The women found shelter in one of the apartments, where the inhabitants let them in. They approached the Russians several times, begging them to release the two men. Eventually, they let the driver go. He recounted that the officers had undressed him and Kvedaravičius and had looked for tattoos and traces of weapons or armored vests on their bodies until they’d found a bruise on the filmmaker's back. Sosnovskaya presumes he could have got it from carrying her bag.

Kvedaravičius never returned. The women proceeded to the minivan on their own and were met by his partner, Hanna Bilobrova. Anna went to look for Mantas and found his body on April 2 on a pile of garbage, not far from the location where he had last been seen alive.

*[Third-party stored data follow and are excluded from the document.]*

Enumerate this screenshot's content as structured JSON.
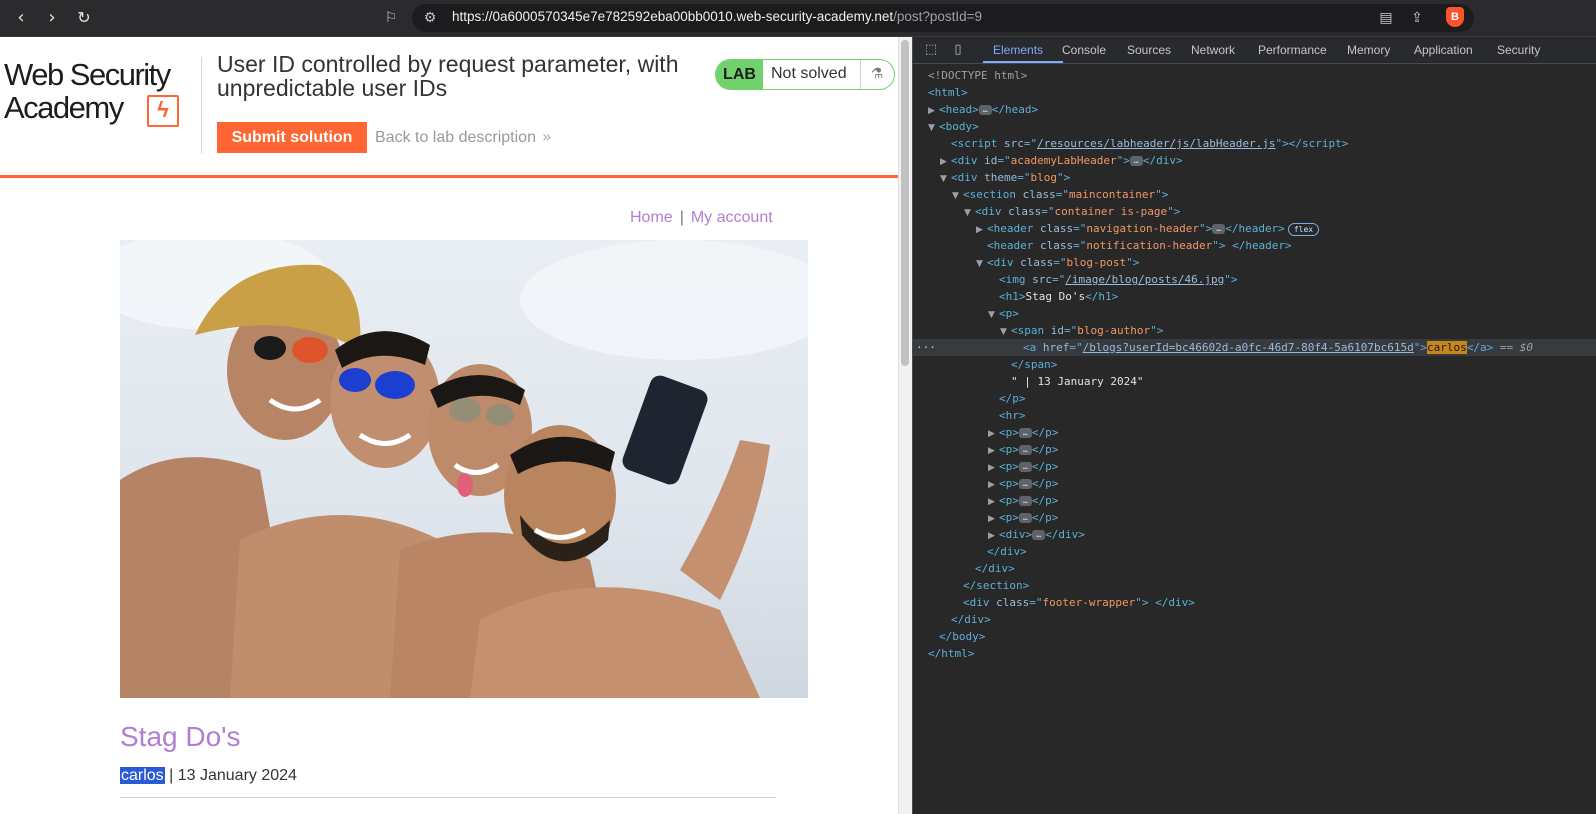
{
  "browser": {
    "url_host": "https://0a6000570345e7e782592eba00bb0010.web-security-academy.net",
    "url_path": "/post?postId=9",
    "icons": [
      "back-icon",
      "forward-icon",
      "reload-icon",
      "bookmark-icon",
      "site-info-icon",
      "reader-mode-icon",
      "share-icon",
      "brave-shield-icon"
    ]
  },
  "lab": {
    "logo_line1": "Web Security",
    "logo_line2": "Academy",
    "title": "User ID controlled by request parameter, with unpredictable user IDs",
    "submit_label": "Submit solution",
    "back_label": "Back to lab description",
    "status_badge": "LAB",
    "status_text": "Not solved",
    "accent_color": "#ff6633",
    "solved_color": "#70d16d"
  },
  "site_nav": {
    "home": "Home",
    "separator": "|",
    "account": "My account"
  },
  "post": {
    "title": "Stag Do's",
    "author": "carlos",
    "date_text": " | 13 January 2024",
    "image_alt": "four men taking a selfie on a beach"
  },
  "devtools": {
    "tabs": [
      "Elements",
      "Console",
      "Sources",
      "Network",
      "Performance",
      "Memory",
      "Application",
      "Security"
    ],
    "active_tab": "Elements",
    "lines": {
      "doctype": "<!DOCTYPE html>",
      "html_open": "<html>",
      "head": "head",
      "body": "body",
      "script_src": "/resources/labheader/js/labHeader.js",
      "lab_header_id": "academyLabHeader",
      "theme": "blog",
      "section_class": "maincontainer",
      "container_class": "container is-page",
      "nav_header_class": "navigation-header",
      "flex_badge": "flex",
      "notif_header_class": "notification-header",
      "blog_post_class": "blog-post",
      "img_src": "/image/blog/posts/46.jpg",
      "h1_text": "Stag Do's",
      "span_id": "blog-author",
      "author_href": "/blogs?userId=bc46602d-a0fc-46d7-80f4-5a6107bc615d",
      "author_text": "carlos",
      "eq_marker": "== $0",
      "date_text": "\" | 13 January 2024\"",
      "footer_class": "footer-wrapper"
    }
  }
}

Locals living in Khmelnytskyi Boulevard have confirmed that late in March, the section of the apartment block where the filmmaker was killed was controlled by “DPR” fighters and the Russian military. One of the fighters had the code name “Pashtet”. Proekt identified two “DPR” fighters with this code name on social media. The women who traveled with Kvedaravičius identified one of them, Pavel Musienko, from a photograph but were not sure. The journalists messaged him on Odnoklassniki (a Russian social network), but he denied participating in the battle of Mariupol. However, the spokesperson of the Lithuanian investigative authorities looking into Kvedaravičius’ murder revealed that Pavel Musienko, also known as Pashtet, “is on the investigators’ radar” and that “his complicity in Kvedaravičius’ detainment is being determined”.

Kvedaravičius was initially reported to have been killed in a shell strike on Mariupol. The version was invented for his partner to be able to transport his body home through Russia.